Cloudflare Workers run in data centers within milliseconds of end users, meaning a query to a BSV overlay node from Tokyo hits a server in Tokyo, not Virginia. For agent-to-agent commerce, latency matters, and transactions are small and frequent. So the geographic distribution is arguably more valuable than raw execution speed.
The reduced cost is equally high. At $5 a month, running a BSV infrastructure node is cheaper than most streaming subscriptions. Calhoun noted that this matters for network resilience: the lower the barrier to entry, the more operators join, and the harder the ecosystem becomes to disrupt.
“Every new operator adds resilience to the network,” he said. “More overlays, more file hosts, more messagebox nodes means the BSV ecosystem is harder to take down and faster to reach globally.”
Protocol maturity
The x402 protocol itself is also maturing. Calhoun said end-to-end refunds now work: if a paid API call fails, the server automatically returns the payment, closing a gap that had limited agent-to-agent commerce. Payment channels for streaming and high-volume usage are next on the roadmap.

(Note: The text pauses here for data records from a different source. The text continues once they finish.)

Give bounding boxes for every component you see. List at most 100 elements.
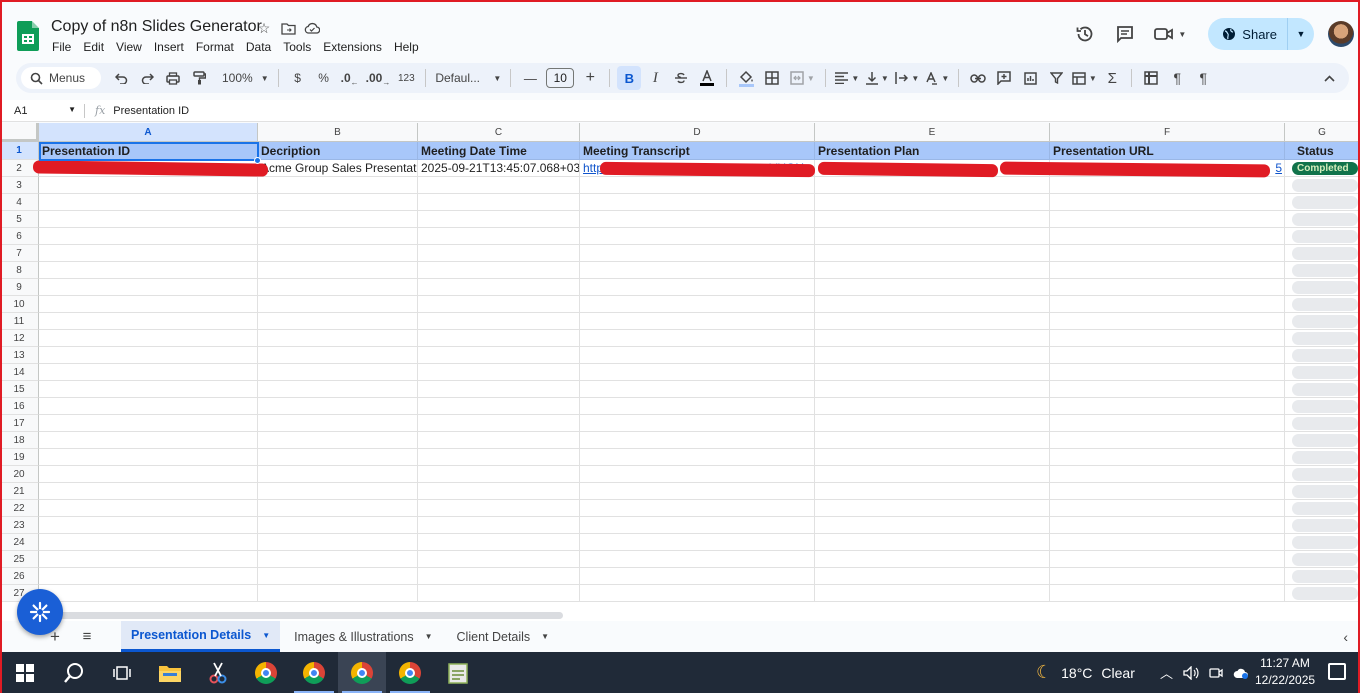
menu-tools[interactable]: Tools [277, 40, 317, 54]
grid-cell[interactable] [39, 313, 258, 330]
grid-cell[interactable] [258, 449, 418, 466]
functions-icon[interactable]: Σ [1100, 66, 1124, 90]
status-chip-empty[interactable] [1292, 212, 1358, 226]
grid-cell[interactable] [39, 534, 258, 551]
grid-cell[interactable] [1285, 466, 1360, 483]
grid-cell[interactable] [580, 381, 815, 398]
notepad-app-icon[interactable] [434, 652, 482, 693]
status-chip-empty[interactable] [1292, 348, 1358, 362]
status-chip-completed[interactable]: Completed [1292, 161, 1358, 175]
grid-cell[interactable] [39, 398, 258, 415]
status-chip-empty[interactable] [1292, 297, 1358, 311]
assistant-fab-icon[interactable] [17, 589, 63, 635]
grid-cell[interactable] [1285, 262, 1360, 279]
row-header-7[interactable]: 7 [0, 245, 39, 262]
font-size-increase-button[interactable]: + [578, 66, 602, 90]
grid-cell[interactable] [815, 381, 1050, 398]
grid-cell[interactable] [815, 466, 1050, 483]
grid-cell[interactable] [1285, 483, 1360, 500]
grid-cell[interactable] [39, 551, 258, 568]
header-cell-d[interactable]: Meeting Transcript [580, 142, 815, 160]
task-view-icon[interactable] [98, 652, 146, 693]
grid-cell[interactable] [39, 347, 258, 364]
grid-cell[interactable] [815, 347, 1050, 364]
grid-cell[interactable] [1285, 347, 1360, 364]
grid-cell[interactable] [258, 483, 418, 500]
grid-cell[interactable] [1050, 347, 1285, 364]
status-chip-empty[interactable] [1292, 331, 1358, 345]
filter-views-icon[interactable]: ▼ [1070, 66, 1098, 90]
meet-call-icon[interactable]: ▼ [1152, 21, 1188, 47]
grid-cell[interactable] [580, 279, 815, 296]
url-link-end[interactable]: 5 [1275, 161, 1282, 175]
grid-cell[interactable] [815, 398, 1050, 415]
document-title[interactable]: Copy of n8n Slides Generator [51, 18, 262, 36]
menu-edit[interactable]: Edit [77, 40, 110, 54]
column-header-d[interactable]: D [580, 123, 815, 142]
grid-cell[interactable] [815, 313, 1050, 330]
menu-view[interactable]: View [110, 40, 148, 54]
freeze-icon[interactable] [1139, 66, 1163, 90]
taskbar-search-icon[interactable] [50, 652, 98, 693]
row-header-26[interactable]: 26 [0, 568, 39, 585]
chrome-profile-1-icon[interactable] [242, 652, 290, 693]
grid-cell[interactable] [1285, 500, 1360, 517]
chrome-profile-3-icon[interactable] [338, 652, 386, 693]
grid-cell[interactable] [1285, 432, 1360, 449]
grid-cell[interactable] [418, 364, 580, 381]
grid-cell[interactable] [418, 534, 580, 551]
grid-cell[interactable] [580, 262, 815, 279]
grid-cell[interactable] [418, 415, 580, 432]
scroll-thumb[interactable] [40, 612, 563, 619]
grid-cell[interactable] [1050, 551, 1285, 568]
row-header-21[interactable]: 21 [0, 483, 39, 500]
collapse-toolbar-icon[interactable] [1317, 66, 1341, 90]
comments-icon[interactable] [1112, 21, 1138, 47]
row-header-8[interactable]: 8 [0, 262, 39, 279]
grid-cell[interactable] [258, 415, 418, 432]
menu-data[interactable]: Data [240, 40, 277, 54]
status-chip-empty[interactable] [1292, 229, 1358, 243]
row-header-20[interactable]: 20 [0, 466, 39, 483]
grid-cell[interactable] [258, 568, 418, 585]
status-chip-empty[interactable] [1292, 518, 1358, 532]
grid-cell[interactable] [39, 364, 258, 381]
header-cell-f[interactable]: Presentation URL [1050, 142, 1285, 160]
grid-cell[interactable] [1285, 568, 1360, 585]
grid-cell[interactable] [1285, 313, 1360, 330]
status-chip-empty[interactable] [1292, 416, 1358, 430]
grid-cell[interactable] [1050, 398, 1285, 415]
status-chip-empty[interactable] [1292, 501, 1358, 515]
grid-cell[interactable] [815, 517, 1050, 534]
grid-cell[interactable] [418, 313, 580, 330]
grid-cell[interactable] [39, 517, 258, 534]
grid-cell[interactable] [418, 347, 580, 364]
description-cell[interactable]: Acme Group Sales Presentation [258, 160, 418, 177]
row-header-1[interactable]: 1 [0, 142, 39, 160]
borders-icon[interactable] [760, 66, 784, 90]
share-dropdown-icon[interactable]: ▼ [1288, 18, 1314, 50]
grid-cell[interactable] [815, 330, 1050, 347]
grid-cell[interactable] [258, 296, 418, 313]
tray-overflow-icon[interactable]: ︿ [1160, 663, 1173, 682]
row-header-11[interactable]: 11 [0, 313, 39, 330]
grid-cell[interactable] [815, 534, 1050, 551]
row-header-4[interactable]: 4 [0, 194, 39, 211]
grid-cell[interactable] [1285, 381, 1360, 398]
grid-cell[interactable] [39, 568, 258, 585]
grid-cell[interactable] [418, 194, 580, 211]
status-chip-empty[interactable] [1292, 314, 1358, 328]
grid-cell[interactable] [418, 449, 580, 466]
grid-cell[interactable] [418, 245, 580, 262]
grid-cell[interactable] [258, 364, 418, 381]
header-cell-b[interactable]: Decription [258, 142, 418, 160]
grid-cell[interactable] [1285, 330, 1360, 347]
grid-cell[interactable] [258, 245, 418, 262]
tab-menu-icon[interactable]: ▼ [541, 632, 549, 641]
grid-cell[interactable] [418, 517, 580, 534]
grid-cell[interactable] [1285, 211, 1360, 228]
grid-cell[interactable] [815, 228, 1050, 245]
grid-cell[interactable] [418, 551, 580, 568]
tab-menu-icon[interactable]: ▼ [262, 631, 270, 640]
grid-cell[interactable] [580, 483, 815, 500]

There’s also a compliance angle. One of Calhoun’s related projects, “provable-think,” creates tamper-evident receipts for Cloudflare’s AI agent runtime, with selective disclosure for compliance teams navigating regulations like HIPAA and the EU’s AI Act. It’s not the main story here, but it signals that the infrastructure is being built with enterprise and regulatory requirements in mind, not just hobbyist experiments.
Already in production
This isn’t a roadmap item or a proof-of-concept. Calhoun said the Cloudflare stack is “running in production today,” supporting multiple projects: the agents at x402agency.com, an autonomous AI agent called “dolphinmilk” that pays for its own LLM inference via BSV micropayments, and the audit-trail project.
“It works because we’re using it,” he said. “All open source. Anyone can submit a PR, fork it, or stand it up themselves.”
The bigger picture
Agent-to-agent commerce will be a significant part of the digital economy. The question is which networks can actually support it at scale. This demonstrates that BSV’s advantage is architectural, rather than ideological.

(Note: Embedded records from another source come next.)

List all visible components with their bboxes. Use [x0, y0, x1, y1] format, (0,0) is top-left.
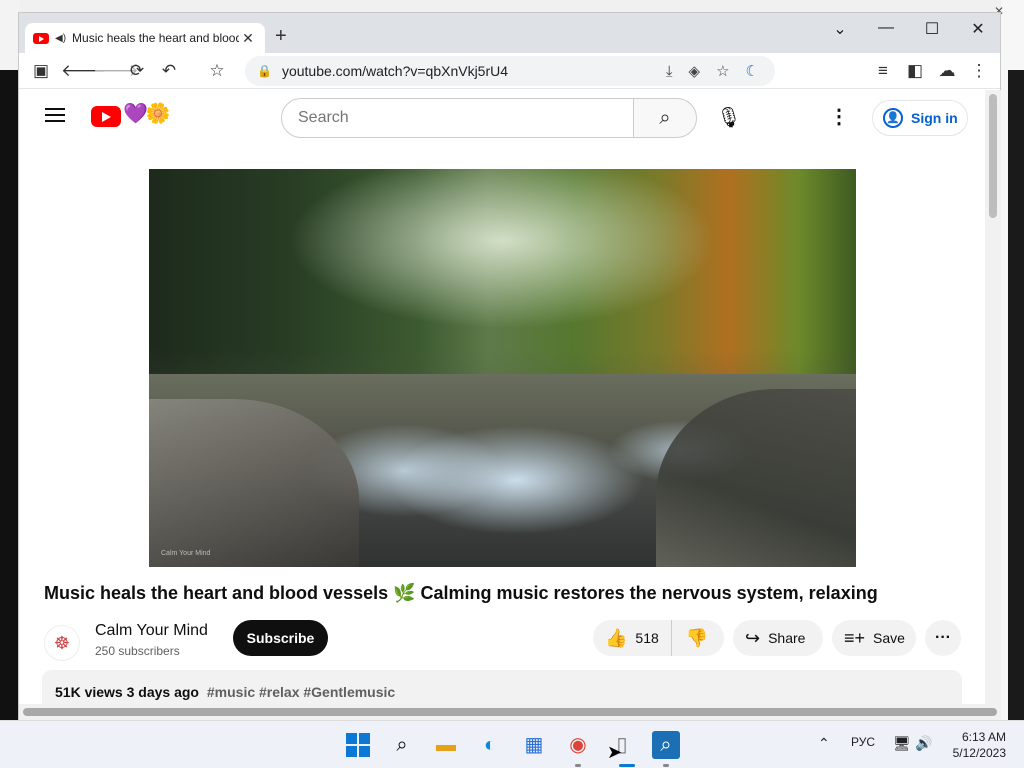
share-label: Share: [768, 630, 806, 646]
tray-chevron-up-icon[interactable]: ⌃: [818, 735, 830, 752]
like-button[interactable]: 👍 518: [593, 620, 672, 656]
language-indicator[interactable]: РУС: [851, 735, 875, 749]
background-window-edge: [0, 0, 20, 70]
new-tab-button[interactable]: +: [275, 25, 287, 48]
tab-strip: ◀) Music heals the heart and blood ✕ + ⌄…: [19, 13, 1000, 53]
youtube-favicon-icon: [33, 32, 49, 44]
channel-avatar[interactable]: ☸: [44, 625, 80, 661]
more-actions-button[interactable]: ···: [925, 620, 961, 656]
reading-list-icon[interactable]: ≡: [871, 59, 895, 83]
search-icon[interactable]: ⌕: [633, 98, 697, 138]
save-button[interactable]: ≡+ Save: [832, 620, 916, 656]
like-icon: 👍: [605, 627, 628, 648]
forward-icon[interactable]: 🡒: [93, 59, 139, 83]
mic-icon[interactable]: 🎙: [709, 98, 749, 138]
minimize-button[interactable]: —: [863, 19, 909, 37]
mouse-cursor-icon: ➤: [607, 742, 623, 762]
channel-name[interactable]: Calm Your Mind: [95, 622, 208, 640]
network-icon[interactable]: 🖥: [893, 735, 911, 752]
browser-menu-icon[interactable]: ⋮: [967, 59, 991, 83]
url-text[interactable]: youtube.com/watch?v=qbXnVkj5rU4: [282, 63, 666, 79]
youtube-page: 💜🌼 ⌕ 🎙 ⋮ 👤 Sign in Calm Your Mind Music …: [19, 90, 985, 704]
tab-title: Music heals the heart and blood: [72, 31, 239, 45]
subscribe-button[interactable]: Subscribe: [233, 620, 328, 656]
youtube-logo-icon[interactable]: [91, 106, 121, 127]
edge-browser-icon[interactable]: ◐: [476, 731, 504, 759]
hashtags[interactable]: #music #relax #Gentlemusic: [207, 684, 395, 700]
browser-window: ◀) Music heals the heart and blood ✕ + ⌄…: [18, 12, 1001, 720]
sign-in-button[interactable]: 👤 Sign in: [872, 100, 968, 136]
tab-close-icon[interactable]: ✕: [239, 30, 257, 47]
save-label: Save: [873, 630, 905, 646]
volume-icon[interactable]: 🔊: [915, 735, 932, 752]
windows-start-icon[interactable]: [344, 731, 372, 759]
video-watermark: Calm Your Mind: [161, 550, 211, 557]
taskbar-search-icon[interactable]: ⌕: [388, 731, 416, 759]
clock-date: 5/12/2023: [952, 746, 1006, 760]
vertical-scroll-thumb[interactable]: [989, 94, 997, 218]
horizontal-scroll-thumb[interactable]: [23, 708, 997, 716]
background-window-dark: [1008, 70, 1024, 720]
close-window-button[interactable]: ✕: [955, 19, 1001, 39]
maximize-button[interactable]: ☐: [909, 19, 955, 39]
undo-icon[interactable]: ↶: [157, 59, 181, 83]
tab-youtube[interactable]: ◀) Music heals the heart and blood ✕: [25, 23, 265, 53]
more-options-icon[interactable]: ⋮: [829, 104, 849, 129]
account-icon: 👤: [883, 108, 903, 128]
upload-age: 3 days ago: [126, 684, 199, 700]
browser-toolbar: ▣ 🡐 🡒 ⟳ ↶ ☆ 🔒 youtube.com/watch?v=qbXnVk…: [19, 53, 1000, 89]
install-app-icon[interactable]: ⤓: [666, 63, 673, 80]
description-box[interactable]: 51K views 3 days ago #music #relax #Gent…: [42, 670, 962, 704]
cloud-upload-icon[interactable]: ☁: [935, 59, 959, 83]
youtube-doodle-icon[interactable]: 💜🌼: [123, 101, 171, 126]
active-app-indicator: [619, 764, 635, 767]
bookmark-star-outline-icon[interactable]: ☆: [205, 59, 229, 83]
address-bar[interactable]: 🔒 youtube.com/watch?v=qbXnVkj5rU4 ⤓ ◈ ☆ …: [245, 56, 775, 86]
like-count: 518: [635, 630, 659, 646]
video-title: Music heals the heart and blood vessels …: [44, 583, 878, 603]
taskbar: ⌕ ▬ ◐ ▦ ◉ ▯ ⌕ ⌃ РУС 🖥 🔊 6:13 AM 5/12/202…: [0, 720, 1024, 768]
like-dislike-group: 👍 518 👎: [593, 620, 724, 656]
tab-search-button[interactable]: ⌄: [817, 19, 863, 39]
moon-icon[interactable]: ☾: [746, 62, 759, 80]
file-explorer-icon[interactable]: ▬: [432, 731, 460, 759]
horizontal-scrollbar[interactable]: [19, 704, 1001, 720]
desktop-background-left: [0, 0, 18, 720]
magnifier-running-indicator: [663, 764, 669, 767]
desktop-background-top: [0, 0, 1024, 12]
hamburger-menu-icon[interactable]: [45, 108, 65, 122]
sign-in-label: Sign in: [911, 110, 958, 126]
save-icon: ≡+: [844, 627, 866, 648]
search-input[interactable]: [281, 98, 634, 138]
subscriber-count: 250 subscribers: [95, 644, 180, 658]
reload-icon[interactable]: ⟳: [125, 59, 149, 83]
chrome-running-indicator: [575, 764, 581, 767]
system-clock[interactable]: 6:13 AM 5/12/2023: [942, 729, 1006, 761]
star-icon[interactable]: ☆: [716, 62, 729, 80]
view-count: 51K views: [55, 684, 123, 700]
back-icon[interactable]: 🡐: [61, 59, 107, 83]
chrome-browser-icon[interactable]: ◉: [564, 731, 592, 759]
share-icon: ↪: [745, 627, 761, 648]
clock-time: 6:13 AM: [961, 730, 1006, 744]
microsoft-store-icon[interactable]: ▦: [520, 731, 548, 759]
video-player[interactable]: Calm Your Mind: [149, 169, 856, 567]
share-button[interactable]: ↪ Share: [733, 620, 823, 656]
side-panel-icon[interactable]: ◧: [903, 59, 927, 83]
audio-playing-icon[interactable]: ◀): [55, 33, 66, 44]
dislike-icon[interactable]: 👎: [672, 628, 708, 649]
sidebar-app-icon[interactable]: ▣: [29, 59, 53, 83]
magnifier-app-icon[interactable]: ⌕: [652, 731, 680, 759]
vertical-scrollbar[interactable]: [985, 90, 1001, 704]
lock-icon[interactable]: 🔒: [257, 64, 272, 78]
extension-layers-icon[interactable]: ◈: [689, 62, 701, 80]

Unbounded block sizes mean the base layer can absorb high-volume machine payments without choking. Low fees mean a 5-cent API call is economically viable. A stable protocol means developers can build without worrying that next year’s upgrade will break this year’s deployment.
As Calhoun summed it up: “The BSV backyard gets stronger when more people can afford to be in it. That’s the work.”